The synthesis and shape-controlled assembly of iron oxide nanoparticles (NPs), such as hematite, magnetite, and maghemite, that are arranged into 1-D, 2-D, and 3-D assemblies is an emerging field of research with potential applications that span from biomedicine, magnetic fluids, magnetic recording and spin-controlled electronics [[1], [2], [3], [4], [5]]. The nanoparticle’s morphology, e.g. hollow nanotubes (NTs), nanorods (NRs) and nanodiscs (NDs), impact severely the magnetic/electronic behavior of these systems; the NPs shape-effect provides in fact a viable route for the generation of systems with well-defined spin-polarized currents, an effect that can be used in nano-electronics [3,4,[6], [7], [8], [9]]. Spin polarized currents induce formation of magnetic vortexes, which are an in-plane circulation of magnetization around a nanometer-scale central core with out-of-plane magnetization pointing either up or down [10]. Magnetic vortex states have shown promising applications in spin based devices such as non-volatile memory [11], logic gates [12], vortex based transistor [13], in biomedicine and cancer treatments [6,9].

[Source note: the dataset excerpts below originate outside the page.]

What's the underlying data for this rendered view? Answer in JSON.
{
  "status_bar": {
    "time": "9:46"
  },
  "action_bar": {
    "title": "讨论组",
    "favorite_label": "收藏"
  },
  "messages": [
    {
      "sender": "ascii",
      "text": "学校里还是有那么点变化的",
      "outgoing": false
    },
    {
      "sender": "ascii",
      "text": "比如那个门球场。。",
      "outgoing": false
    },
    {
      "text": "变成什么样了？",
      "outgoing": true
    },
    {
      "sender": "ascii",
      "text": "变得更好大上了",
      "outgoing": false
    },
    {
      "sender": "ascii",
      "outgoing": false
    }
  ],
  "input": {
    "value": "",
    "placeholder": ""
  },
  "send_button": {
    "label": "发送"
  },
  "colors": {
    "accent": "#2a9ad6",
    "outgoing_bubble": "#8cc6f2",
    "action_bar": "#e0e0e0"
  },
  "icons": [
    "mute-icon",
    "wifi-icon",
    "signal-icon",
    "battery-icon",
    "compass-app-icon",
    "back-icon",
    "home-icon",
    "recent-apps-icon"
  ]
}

Several synthetic strategies have been tested in order to gain access to shape-controlled synthesis of iron oxide nanoparticles. For example, co-precipitation, sol-gel, and the hydrothermal solution-based methods use phosphate and/or sulfate ions as additives during the metal oxide nanoparticles assembly [3,7,[14], [15], [16], [17]], providing a route to the fair access to 2-D and 3-D organized nanostructures, but at the cost of long reaction times needed for their effective synthesis. In contrast, the microwave assisted hydrothermal (MAH) route offers great advantages compared to conventional hydrothermal synthesis, because it is faster, simpler, and energy efficient due to very high rates of microwave heating [18,19]. To the best our knowledge, there is a very limited number of reports describing the shape/size-controlled synthesis of iron oxide NPs, following the MAH route.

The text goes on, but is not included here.